Addiction & Overdose

The Experience of Incarcerated Individuals with Opioid Use Disorder

July 25, 2024

In 2019, the Maryland General Assembly passed HB0116, legislation that requires local correctional facilities to assess the mental health and substance use status of incarcerated individuals using standardized screenings and provide medication for opioid use disorder treatment within the facility. Three years later, in 2022, Sachini Bandara, PhD, assistant professor in the Department of Mental Health at the Johns Hopkins Bloomberg School of Public Health, led an evaluation of one dimension of the law’s impact. 

With support from the Bloomberg American Health Initiative and in collaboration with the Behavioral Health Leadership Institute, a program that runs a low-threshold buprenorphine program with outreach workers insidethe Baltimore City Jail Bandara and her team interviewed patients who were released from Maryland jails between 2022 and 2023  as well as staff of the program. Their research aimed to learn more about the experiences of incarcerated individuals with opioid use disorder in accessing medications to treat withdrawal symptoms. The researchers also sought to understand the referral process to treatment following release and explore ways to strengthen this process to reduce overdose and recidivism rates.

The responses revealed that treatment for opioid use disorder within Maryland carceral settings was limited, with many incarcerated people eager for treatment but unable to receive it. The responses also revealed that many patients were managing forced withdrawals by purchasing illicit drugs or purchasing buprenorphine without a prescription and valued access to low-threshold treatment programs when they were released.

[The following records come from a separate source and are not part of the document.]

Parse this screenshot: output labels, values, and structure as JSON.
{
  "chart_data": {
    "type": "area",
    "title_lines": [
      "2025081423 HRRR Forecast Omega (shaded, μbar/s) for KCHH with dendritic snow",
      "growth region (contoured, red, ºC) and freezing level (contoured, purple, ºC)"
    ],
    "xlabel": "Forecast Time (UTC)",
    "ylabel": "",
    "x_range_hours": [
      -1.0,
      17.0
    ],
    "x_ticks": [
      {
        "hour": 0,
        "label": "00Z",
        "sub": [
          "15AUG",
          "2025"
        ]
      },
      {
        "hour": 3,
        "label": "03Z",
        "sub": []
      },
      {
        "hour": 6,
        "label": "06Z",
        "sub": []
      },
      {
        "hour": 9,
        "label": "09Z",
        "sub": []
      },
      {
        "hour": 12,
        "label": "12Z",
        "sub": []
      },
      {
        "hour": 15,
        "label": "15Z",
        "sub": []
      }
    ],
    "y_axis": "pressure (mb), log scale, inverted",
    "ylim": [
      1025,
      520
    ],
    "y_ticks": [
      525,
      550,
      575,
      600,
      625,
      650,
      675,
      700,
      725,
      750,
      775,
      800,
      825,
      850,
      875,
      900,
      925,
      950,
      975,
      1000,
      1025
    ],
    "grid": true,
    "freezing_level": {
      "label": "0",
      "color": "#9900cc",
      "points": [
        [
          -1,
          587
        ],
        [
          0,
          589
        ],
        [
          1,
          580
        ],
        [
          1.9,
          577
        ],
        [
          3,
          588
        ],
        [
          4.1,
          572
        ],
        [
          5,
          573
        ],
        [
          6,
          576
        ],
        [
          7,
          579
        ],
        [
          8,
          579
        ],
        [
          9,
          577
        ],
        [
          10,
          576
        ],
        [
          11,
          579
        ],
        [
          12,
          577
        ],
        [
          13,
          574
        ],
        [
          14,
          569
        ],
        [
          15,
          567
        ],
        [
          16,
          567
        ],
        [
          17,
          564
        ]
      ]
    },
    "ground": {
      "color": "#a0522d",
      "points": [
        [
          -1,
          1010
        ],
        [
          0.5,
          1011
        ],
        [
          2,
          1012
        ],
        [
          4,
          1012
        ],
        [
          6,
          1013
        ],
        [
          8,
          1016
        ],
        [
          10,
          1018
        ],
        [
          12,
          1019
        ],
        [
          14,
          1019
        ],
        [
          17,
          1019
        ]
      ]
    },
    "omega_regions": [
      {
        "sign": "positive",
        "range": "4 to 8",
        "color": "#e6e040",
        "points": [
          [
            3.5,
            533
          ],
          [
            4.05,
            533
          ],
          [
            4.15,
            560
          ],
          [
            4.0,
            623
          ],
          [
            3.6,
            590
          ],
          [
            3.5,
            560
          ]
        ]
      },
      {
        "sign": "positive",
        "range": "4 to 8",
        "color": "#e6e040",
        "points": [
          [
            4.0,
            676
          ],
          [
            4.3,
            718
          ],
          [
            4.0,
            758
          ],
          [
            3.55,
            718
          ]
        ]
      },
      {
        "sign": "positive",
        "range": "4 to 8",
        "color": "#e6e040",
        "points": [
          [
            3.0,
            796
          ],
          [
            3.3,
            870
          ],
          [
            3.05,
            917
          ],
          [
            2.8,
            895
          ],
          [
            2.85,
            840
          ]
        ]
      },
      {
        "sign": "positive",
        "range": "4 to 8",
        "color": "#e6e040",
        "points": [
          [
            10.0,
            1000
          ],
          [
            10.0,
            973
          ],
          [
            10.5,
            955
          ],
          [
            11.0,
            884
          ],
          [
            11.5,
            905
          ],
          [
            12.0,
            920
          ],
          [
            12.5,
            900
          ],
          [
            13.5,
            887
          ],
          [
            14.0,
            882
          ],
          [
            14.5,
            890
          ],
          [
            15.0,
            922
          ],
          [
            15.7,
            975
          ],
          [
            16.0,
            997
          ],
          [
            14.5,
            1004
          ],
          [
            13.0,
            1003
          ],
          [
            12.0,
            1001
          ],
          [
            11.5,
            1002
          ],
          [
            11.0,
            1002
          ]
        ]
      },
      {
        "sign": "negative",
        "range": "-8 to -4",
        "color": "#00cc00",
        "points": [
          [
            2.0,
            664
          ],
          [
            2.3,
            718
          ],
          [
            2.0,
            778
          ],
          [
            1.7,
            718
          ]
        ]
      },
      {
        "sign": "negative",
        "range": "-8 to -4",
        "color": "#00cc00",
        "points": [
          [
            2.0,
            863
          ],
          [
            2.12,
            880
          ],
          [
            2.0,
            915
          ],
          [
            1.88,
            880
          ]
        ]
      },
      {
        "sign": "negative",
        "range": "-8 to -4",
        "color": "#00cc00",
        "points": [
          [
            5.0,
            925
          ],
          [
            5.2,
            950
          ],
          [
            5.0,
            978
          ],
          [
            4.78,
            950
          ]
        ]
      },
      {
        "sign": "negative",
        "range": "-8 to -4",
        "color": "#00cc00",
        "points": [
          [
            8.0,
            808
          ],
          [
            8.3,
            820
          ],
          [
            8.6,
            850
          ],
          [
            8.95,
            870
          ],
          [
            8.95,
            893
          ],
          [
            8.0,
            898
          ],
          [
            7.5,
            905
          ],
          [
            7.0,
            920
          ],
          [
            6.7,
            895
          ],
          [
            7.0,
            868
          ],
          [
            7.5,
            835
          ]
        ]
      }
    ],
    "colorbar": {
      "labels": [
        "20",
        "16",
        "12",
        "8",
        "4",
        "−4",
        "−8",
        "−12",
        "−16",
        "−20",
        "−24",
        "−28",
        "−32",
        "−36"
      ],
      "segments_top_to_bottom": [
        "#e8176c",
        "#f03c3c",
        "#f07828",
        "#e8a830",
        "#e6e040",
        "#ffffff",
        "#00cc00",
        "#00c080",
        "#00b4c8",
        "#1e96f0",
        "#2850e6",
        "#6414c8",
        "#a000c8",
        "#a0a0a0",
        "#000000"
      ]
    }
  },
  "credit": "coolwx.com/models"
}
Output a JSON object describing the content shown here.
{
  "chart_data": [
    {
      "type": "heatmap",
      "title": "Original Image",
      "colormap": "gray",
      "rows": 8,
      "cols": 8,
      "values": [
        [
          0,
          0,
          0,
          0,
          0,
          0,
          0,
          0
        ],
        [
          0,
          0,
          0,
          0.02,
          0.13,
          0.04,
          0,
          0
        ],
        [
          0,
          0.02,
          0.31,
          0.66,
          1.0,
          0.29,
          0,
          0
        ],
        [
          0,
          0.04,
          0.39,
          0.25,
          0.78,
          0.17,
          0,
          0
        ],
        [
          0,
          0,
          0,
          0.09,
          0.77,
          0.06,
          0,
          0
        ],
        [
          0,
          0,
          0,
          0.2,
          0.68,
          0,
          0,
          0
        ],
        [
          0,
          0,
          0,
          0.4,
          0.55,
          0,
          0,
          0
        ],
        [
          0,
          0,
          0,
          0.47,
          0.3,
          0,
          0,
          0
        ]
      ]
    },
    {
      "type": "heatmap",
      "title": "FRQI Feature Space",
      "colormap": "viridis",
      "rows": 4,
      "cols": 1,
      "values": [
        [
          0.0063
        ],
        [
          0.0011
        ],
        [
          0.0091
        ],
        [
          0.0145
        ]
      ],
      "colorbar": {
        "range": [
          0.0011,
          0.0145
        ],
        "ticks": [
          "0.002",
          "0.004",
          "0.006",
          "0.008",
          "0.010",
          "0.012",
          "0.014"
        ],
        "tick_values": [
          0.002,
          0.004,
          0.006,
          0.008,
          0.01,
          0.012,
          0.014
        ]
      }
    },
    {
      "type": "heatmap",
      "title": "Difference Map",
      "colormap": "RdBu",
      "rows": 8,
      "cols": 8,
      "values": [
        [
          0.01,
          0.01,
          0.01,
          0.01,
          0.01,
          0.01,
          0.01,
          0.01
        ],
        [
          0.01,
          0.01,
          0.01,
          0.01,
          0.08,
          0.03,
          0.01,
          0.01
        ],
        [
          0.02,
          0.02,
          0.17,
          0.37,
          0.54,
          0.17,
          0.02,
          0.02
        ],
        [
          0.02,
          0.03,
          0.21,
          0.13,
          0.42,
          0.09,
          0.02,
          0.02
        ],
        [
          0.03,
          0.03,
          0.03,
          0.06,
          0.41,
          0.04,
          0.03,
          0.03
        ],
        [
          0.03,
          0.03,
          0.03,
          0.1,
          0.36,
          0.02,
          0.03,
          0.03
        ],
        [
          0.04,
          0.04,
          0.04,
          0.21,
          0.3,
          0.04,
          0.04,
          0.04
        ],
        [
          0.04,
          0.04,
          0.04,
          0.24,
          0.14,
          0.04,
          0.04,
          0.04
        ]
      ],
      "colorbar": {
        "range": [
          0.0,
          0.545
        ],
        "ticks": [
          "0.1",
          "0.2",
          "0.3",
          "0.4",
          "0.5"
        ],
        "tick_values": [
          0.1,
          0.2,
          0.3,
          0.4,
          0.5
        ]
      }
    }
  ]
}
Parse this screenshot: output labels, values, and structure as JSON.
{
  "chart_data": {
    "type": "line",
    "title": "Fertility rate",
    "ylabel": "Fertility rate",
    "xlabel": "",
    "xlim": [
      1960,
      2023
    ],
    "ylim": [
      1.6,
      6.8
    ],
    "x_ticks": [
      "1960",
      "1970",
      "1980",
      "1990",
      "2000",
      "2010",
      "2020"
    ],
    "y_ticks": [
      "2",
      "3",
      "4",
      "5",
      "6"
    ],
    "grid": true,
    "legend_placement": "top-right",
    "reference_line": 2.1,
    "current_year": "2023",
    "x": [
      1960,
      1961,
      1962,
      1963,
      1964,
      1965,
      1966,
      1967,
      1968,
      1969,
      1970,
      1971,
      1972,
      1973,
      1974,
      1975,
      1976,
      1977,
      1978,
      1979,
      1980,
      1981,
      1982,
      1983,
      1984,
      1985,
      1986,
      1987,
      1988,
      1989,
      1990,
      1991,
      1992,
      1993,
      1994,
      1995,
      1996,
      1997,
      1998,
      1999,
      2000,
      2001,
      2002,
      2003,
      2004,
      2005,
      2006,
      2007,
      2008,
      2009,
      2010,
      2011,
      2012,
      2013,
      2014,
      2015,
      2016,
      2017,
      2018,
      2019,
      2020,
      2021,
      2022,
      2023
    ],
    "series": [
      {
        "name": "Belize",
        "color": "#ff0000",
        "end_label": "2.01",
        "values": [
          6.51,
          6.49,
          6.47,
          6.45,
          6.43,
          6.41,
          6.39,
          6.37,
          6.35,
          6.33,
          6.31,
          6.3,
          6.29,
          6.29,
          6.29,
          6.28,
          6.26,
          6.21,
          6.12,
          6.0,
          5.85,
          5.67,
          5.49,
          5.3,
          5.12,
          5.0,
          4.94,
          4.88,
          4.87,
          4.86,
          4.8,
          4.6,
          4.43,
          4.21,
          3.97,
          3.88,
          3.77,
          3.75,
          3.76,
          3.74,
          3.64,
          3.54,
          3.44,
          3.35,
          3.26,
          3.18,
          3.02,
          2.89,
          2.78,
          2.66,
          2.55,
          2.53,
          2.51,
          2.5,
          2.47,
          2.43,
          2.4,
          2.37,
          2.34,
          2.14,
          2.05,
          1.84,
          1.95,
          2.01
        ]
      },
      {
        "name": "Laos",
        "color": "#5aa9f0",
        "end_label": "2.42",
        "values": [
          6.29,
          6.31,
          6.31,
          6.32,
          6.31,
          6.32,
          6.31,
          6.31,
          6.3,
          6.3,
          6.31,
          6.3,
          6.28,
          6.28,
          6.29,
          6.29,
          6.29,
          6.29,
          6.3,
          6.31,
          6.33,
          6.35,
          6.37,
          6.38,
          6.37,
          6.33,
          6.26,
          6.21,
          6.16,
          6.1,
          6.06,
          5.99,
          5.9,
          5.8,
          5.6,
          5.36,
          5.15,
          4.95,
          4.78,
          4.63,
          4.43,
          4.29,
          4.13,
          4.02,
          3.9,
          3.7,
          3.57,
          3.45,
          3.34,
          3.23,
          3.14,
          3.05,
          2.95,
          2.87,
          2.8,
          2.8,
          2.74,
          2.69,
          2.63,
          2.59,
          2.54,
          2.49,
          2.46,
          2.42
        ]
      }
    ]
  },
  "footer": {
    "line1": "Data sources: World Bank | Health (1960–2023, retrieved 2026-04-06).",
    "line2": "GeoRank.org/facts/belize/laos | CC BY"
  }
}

Some patients and Behavioral Health Leadership Institute staff acknowledged that despite some correctional medical providers’ desire to offer medications for opioid use disorder, they were often constrained by program rules, funding, and limited staff capacity. 

Using the findings from the study, Bandara and the team are developing a policy memo to offer recommendations to implement HB0116 more effectively in carceral facilities statewide.